Here is a batch code which requires your input block being written before into file ActiveDirectoryList.tmp located in the directory for temporary files.

@echo off
setlocal EnableDelayedExpansion
set "DataFile=%TEMP%\ActiveDirectoryList.tmp"
set "OutputFile=ActiveDirectoryListUK.txt"

rem Delete the output file if it exists already.
if exist "%OutputFile%" del "%OutputFile%"

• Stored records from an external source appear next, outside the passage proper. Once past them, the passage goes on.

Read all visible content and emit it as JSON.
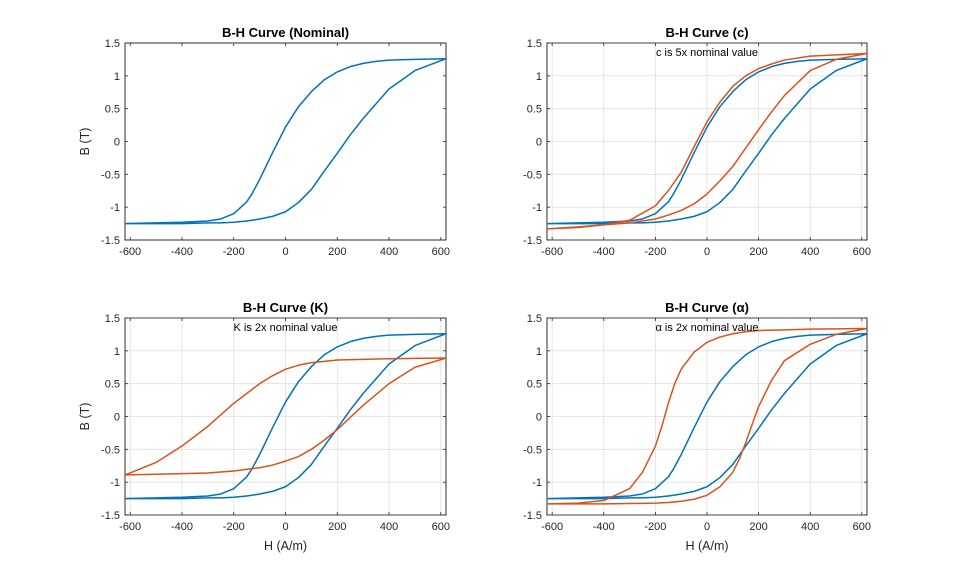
{
  "colors": {
    "nominal": "#0072BD",
    "variant": "#D95319"
  },
  "chart_data": [
    {
      "type": "line",
      "title": "B-H Curve (Nominal)",
      "annotation": "",
      "xlabel": "",
      "ylabel": "B (T)",
      "xlim": [
        -620,
        620
      ],
      "ylim": [
        -1.5,
        1.5
      ],
      "xticks": [
        -600,
        -400,
        -200,
        0,
        200,
        400,
        600
      ],
      "yticks": [
        -1.5,
        -1,
        -0.5,
        0,
        0.5,
        1,
        1.5
      ],
      "xtick_labels": [
        "-600",
        "-400",
        "-200",
        "0",
        "200",
        "400",
        "600"
      ],
      "ytick_labels": [
        "-1.5",
        "-1",
        "-0.5",
        "0",
        "0.5",
        "1",
        "1.5"
      ],
      "grid": false,
      "series": [
        {
          "color": "#0072BD",
          "x": [
            -620,
            -500,
            -400,
            -300,
            -250,
            -200,
            -150,
            -130,
            -100,
            -50,
            0,
            50,
            100,
            150,
            200,
            250,
            300,
            350,
            400,
            500,
            620,
            500,
            400,
            300,
            250,
            200,
            150,
            100,
            50,
            0,
            -50,
            -100,
            -130,
            -150,
            -200,
            -250,
            -300,
            -350,
            -400,
            -500,
            -620
          ],
          "y": [
            -1.25,
            -1.24,
            -1.23,
            -1.21,
            -1.18,
            -1.1,
            -0.92,
            -0.8,
            -0.58,
            -0.17,
            0.22,
            0.53,
            0.76,
            0.94,
            1.06,
            1.14,
            1.19,
            1.22,
            1.24,
            1.25,
            1.26,
            1.08,
            0.8,
            0.35,
            0.1,
            -0.18,
            -0.45,
            -0.73,
            -0.93,
            -1.07,
            -1.14,
            -1.18,
            -1.2,
            -1.21,
            -1.23,
            -1.24,
            -1.24,
            -1.245,
            -1.25,
            -1.25,
            -1.25
          ]
        }
      ]
    },
    {
      "type": "line",
      "title": "B-H Curve (c)",
      "annotation": "c is 5x nominal value",
      "xlabel": "",
      "ylabel": "",
      "xlim": [
        -620,
        620
      ],
      "ylim": [
        -1.5,
        1.5
      ],
      "xticks": [
        -600,
        -400,
        -200,
        0,
        200,
        400,
        600
      ],
      "yticks": [
        -1.5,
        -1,
        -0.5,
        0,
        0.5,
        1,
        1.5
      ],
      "xtick_labels": [
        "-600",
        "-400",
        "-200",
        "0",
        "200",
        "400",
        "600"
      ],
      "ytick_labels": [
        "-1.5",
        "-1",
        "-0.5",
        "0",
        "0.5",
        "1",
        "1.5"
      ],
      "grid": true,
      "series": [
        {
          "color": "#0072BD",
          "x": [
            -620,
            -500,
            -400,
            -300,
            -250,
            -200,
            -150,
            -130,
            -100,
            -50,
            0,
            50,
            100,
            150,
            200,
            250,
            300,
            350,
            400,
            500,
            620,
            500,
            400,
            300,
            250,
            200,
            150,
            100,
            50,
            0,
            -50,
            -100,
            -130,
            -150,
            -200,
            -250,
            -300,
            -350,
            -400,
            -500,
            -620
          ],
          "y": [
            -1.25,
            -1.24,
            -1.23,
            -1.21,
            -1.18,
            -1.1,
            -0.92,
            -0.8,
            -0.58,
            -0.17,
            0.22,
            0.53,
            0.76,
            0.94,
            1.06,
            1.14,
            1.19,
            1.22,
            1.24,
            1.25,
            1.26,
            1.08,
            0.8,
            0.35,
            0.1,
            -0.18,
            -0.45,
            -0.73,
            -0.93,
            -1.07,
            -1.14,
            -1.18,
            -1.2,
            -1.21,
            -1.23,
            -1.24,
            -1.24,
            -1.245,
            -1.25,
            -1.25,
            -1.25
          ]
        },
        {
          "color": "#D95319",
          "x": [
            -620,
            -500,
            -400,
            -300,
            -200,
            -150,
            -100,
            -50,
            0,
            50,
            100,
            150,
            200,
            250,
            300,
            400,
            500,
            620,
            500,
            400,
            300,
            250,
            200,
            150,
            100,
            50,
            0,
            -50,
            -100,
            -150,
            -200,
            -300,
            -400,
            -500,
            -620
          ],
          "y": [
            -1.33,
            -1.31,
            -1.27,
            -1.2,
            -0.98,
            -0.75,
            -0.47,
            -0.08,
            0.3,
            0.6,
            0.84,
            1.0,
            1.11,
            1.18,
            1.24,
            1.3,
            1.32,
            1.34,
            1.25,
            1.08,
            0.7,
            0.45,
            0.18,
            -0.1,
            -0.38,
            -0.6,
            -0.8,
            -0.95,
            -1.05,
            -1.12,
            -1.18,
            -1.24,
            -1.27,
            -1.3,
            -1.33
          ]
        }
      ]
    },
    {
      "type": "line",
      "title": "B-H Curve (K)",
      "annotation": "K is 2x nominal value",
      "xlabel": "H (A/m)",
      "ylabel": "B (T)",
      "xlim": [
        -620,
        620
      ],
      "ylim": [
        -1.5,
        1.5
      ],
      "xticks": [
        -600,
        -400,
        -200,
        0,
        200,
        400,
        600
      ],
      "yticks": [
        -1.5,
        -1,
        -0.5,
        0,
        0.5,
        1,
        1.5
      ],
      "xtick_labels": [
        "-600",
        "-400",
        "-200",
        "0",
        "200",
        "400",
        "600"
      ],
      "ytick_labels": [
        "-1.5",
        "-1",
        "-0.5",
        "0",
        "0.5",
        "1",
        "1.5"
      ],
      "grid": true,
      "series": [
        {
          "color": "#0072BD",
          "x": [
            -620,
            -500,
            -400,
            -300,
            -250,
            -200,
            -150,
            -130,
            -100,
            -50,
            0,
            50,
            100,
            150,
            200,
            250,
            300,
            350,
            400,
            500,
            620,
            500,
            400,
            300,
            250,
            200,
            150,
            100,
            50,
            0,
            -50,
            -100,
            -130,
            -150,
            -200,
            -250,
            -300,
            -350,
            -400,
            -500,
            -620
          ],
          "y": [
            -1.25,
            -1.24,
            -1.23,
            -1.21,
            -1.18,
            -1.1,
            -0.92,
            -0.8,
            -0.58,
            -0.17,
            0.22,
            0.53,
            0.76,
            0.94,
            1.06,
            1.14,
            1.19,
            1.22,
            1.24,
            1.25,
            1.26,
            1.08,
            0.8,
            0.35,
            0.1,
            -0.18,
            -0.45,
            -0.73,
            -0.93,
            -1.07,
            -1.14,
            -1.18,
            -1.2,
            -1.21,
            -1.23,
            -1.24,
            -1.24,
            -1.245,
            -1.25,
            -1.25,
            -1.25
          ]
        },
        {
          "color": "#D95319",
          "x": [
            -620,
            -500,
            -400,
            -300,
            -200,
            -100,
            -50,
            0,
            50,
            100,
            150,
            200,
            300,
            400,
            500,
            620,
            500,
            400,
            300,
            200,
            150,
            100,
            50,
            0,
            -50,
            -100,
            -200,
            -300,
            -400,
            -500,
            -620
          ],
          "y": [
            -0.89,
            -0.7,
            -0.45,
            -0.15,
            0.2,
            0.5,
            0.62,
            0.72,
            0.78,
            0.82,
            0.84,
            0.86,
            0.87,
            0.88,
            0.885,
            0.89,
            0.75,
            0.5,
            0.17,
            -0.2,
            -0.36,
            -0.5,
            -0.61,
            -0.68,
            -0.74,
            -0.78,
            -0.83,
            -0.86,
            -0.87,
            -0.88,
            -0.89
          ]
        }
      ]
    },
    {
      "type": "line",
      "title": "B-H  Curve  (α)",
      "annotation": "α  is  2x  nominal  value",
      "xlabel": "H (A/m)",
      "ylabel": "",
      "xlim": [
        -620,
        620
      ],
      "ylim": [
        -1.5,
        1.5
      ],
      "xticks": [
        -600,
        -400,
        -200,
        0,
        200,
        400,
        600
      ],
      "yticks": [
        -1.5,
        -1,
        -0.5,
        0,
        0.5,
        1,
        1.5
      ],
      "xtick_labels": [
        "-600",
        "-400",
        "-200",
        "0",
        "200",
        "400",
        "600"
      ],
      "ytick_labels": [
        "-1.5",
        "-1",
        "-0.5",
        "0",
        "0.5",
        "1",
        "1.5"
      ],
      "grid": true,
      "series": [
        {
          "color": "#0072BD",
          "x": [
            -620,
            -500,
            -400,
            -300,
            -250,
            -200,
            -150,
            -130,
            -100,
            -50,
            0,
            50,
            100,
            150,
            200,
            250,
            300,
            350,
            400,
            500,
            620,
            500,
            400,
            300,
            250,
            200,
            150,
            100,
            50,
            0,
            -50,
            -100,
            -130,
            -150,
            -200,
            -250,
            -300,
            -350,
            -400,
            -500,
            -620
          ],
          "y": [
            -1.25,
            -1.24,
            -1.23,
            -1.21,
            -1.18,
            -1.1,
            -0.92,
            -0.8,
            -0.58,
            -0.17,
            0.22,
            0.53,
            0.76,
            0.94,
            1.06,
            1.14,
            1.19,
            1.22,
            1.24,
            1.25,
            1.26,
            1.08,
            0.8,
            0.35,
            0.1,
            -0.18,
            -0.45,
            -0.73,
            -0.93,
            -1.07,
            -1.14,
            -1.18,
            -1.2,
            -1.21,
            -1.23,
            -1.24,
            -1.24,
            -1.245,
            -1.25,
            -1.25,
            -1.25
          ]
        },
        {
          "color": "#D95319",
          "x": [
            -620,
            -500,
            -400,
            -300,
            -250,
            -200,
            -175,
            -150,
            -125,
            -100,
            -50,
            0,
            50,
            100,
            150,
            200,
            300,
            400,
            500,
            620,
            500,
            400,
            300,
            250,
            200,
            175,
            150,
            125,
            100,
            50,
            0,
            -50,
            -100,
            -150,
            -200,
            -300,
            -400,
            -500,
            -620
          ],
          "y": [
            -1.33,
            -1.32,
            -1.28,
            -1.1,
            -0.85,
            -0.45,
            -0.15,
            0.2,
            0.5,
            0.72,
            0.98,
            1.13,
            1.21,
            1.26,
            1.29,
            1.31,
            1.32,
            1.33,
            1.335,
            1.34,
            1.25,
            1.1,
            0.85,
            0.55,
            0.15,
            -0.12,
            -0.4,
            -0.65,
            -0.85,
            -1.07,
            -1.2,
            -1.26,
            -1.29,
            -1.31,
            -1.32,
            -1.325,
            -1.33,
            -1.33,
            -1.33
          ]
        }
      ]
    }
  ]
}
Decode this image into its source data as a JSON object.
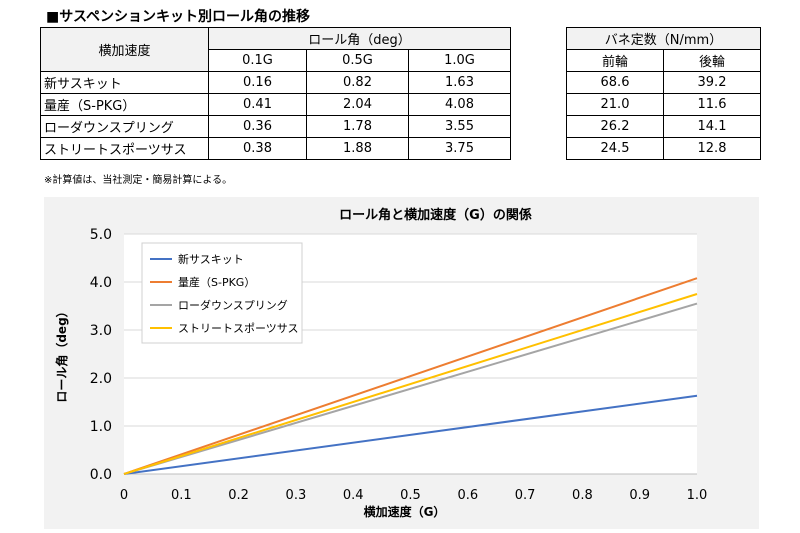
{
  "heading": "■サスペンションキット別ロール角の推移",
  "roll_table": {
    "accel_header": "横加速度",
    "roll_header": "ロール角（deg）",
    "g_headers": [
      "0.1G",
      "0.5G",
      "1.0G"
    ],
    "rows": [
      {
        "name": "新サスキット",
        "values": [
          "0.16",
          "0.82",
          "1.63"
        ]
      },
      {
        "name": "量産（S-PKG）",
        "values": [
          "0.41",
          "2.04",
          "4.08"
        ]
      },
      {
        "name": "ローダウンスプリング",
        "values": [
          "0.36",
          "1.78",
          "3.55"
        ]
      },
      {
        "name": "ストリートスポーツサス",
        "values": [
          "0.38",
          "1.88",
          "3.75"
        ]
      }
    ]
  },
  "spring_table": {
    "header": "バネ定数（N/mm）",
    "sub_headers": [
      "前輪",
      "後輪"
    ],
    "rows": [
      [
        "68.6",
        "39.2"
      ],
      [
        "21.0",
        "11.6"
      ],
      [
        "26.2",
        "14.1"
      ],
      [
        "24.5",
        "12.8"
      ]
    ]
  },
  "footnote": "※計算値は、当社測定・簡易計算による。",
  "chart_data": {
    "type": "line",
    "title": "ロール角と横加速度（G）の関係",
    "xlabel": "横加速度（G）",
    "ylabel": "ロール角（deg）",
    "xlim": [
      0,
      1.0
    ],
    "ylim": [
      0,
      5.0
    ],
    "x_ticks": [
      "0",
      "0.1",
      "0.2",
      "0.3",
      "0.4",
      "0.5",
      "0.6",
      "0.7",
      "0.8",
      "0.9",
      "1.0"
    ],
    "y_ticks": [
      "0.0",
      "1.0",
      "2.0",
      "3.0",
      "4.0",
      "5.0"
    ],
    "grid": "horizontal",
    "legend_position": "top-left",
    "series": [
      {
        "name": "新サスキット",
        "color": "#4472c4",
        "x": [
          0,
          1.0
        ],
        "y": [
          0,
          1.63
        ]
      },
      {
        "name": "量産（S-PKG）",
        "color": "#ed7d31",
        "x": [
          0,
          1.0
        ],
        "y": [
          0,
          4.08
        ]
      },
      {
        "name": "ローダウンスプリング",
        "color": "#a5a5a5",
        "x": [
          0,
          1.0
        ],
        "y": [
          0,
          3.55
        ]
      },
      {
        "name": "ストリートスポーツサス",
        "color": "#ffc000",
        "x": [
          0,
          1.0
        ],
        "y": [
          0,
          3.75
        ]
      }
    ]
  }
}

rem Parse the data file line by line and split up each line with colon and
rem space as separator. Loop variable A contains for input data either the
rem string "Name" or the string "Country" and everything after " : " is
rem assigned to loop variable B. If loop variable A is "Name", keep string
rem of loop variable B in an environment variable. If loop variable A and B
rem build the string "Country UK", write value of environment variable Name
rem determined before into the output file.

for /F "useback tokens=1* delims=: " %%A in ("%DataFile%") do (
    if "%%A" == "Name" (
        set "Name=%%B"
    ) else if "%%A %%B" == "Country UK" (
        echo Name: !Name!>>"%OutputFile%"
    )
)

del "%TEMP%\ActiveDirectoryList.tmp"
endlocal

It is of course also possible to directly parse output of the active directory query with for command.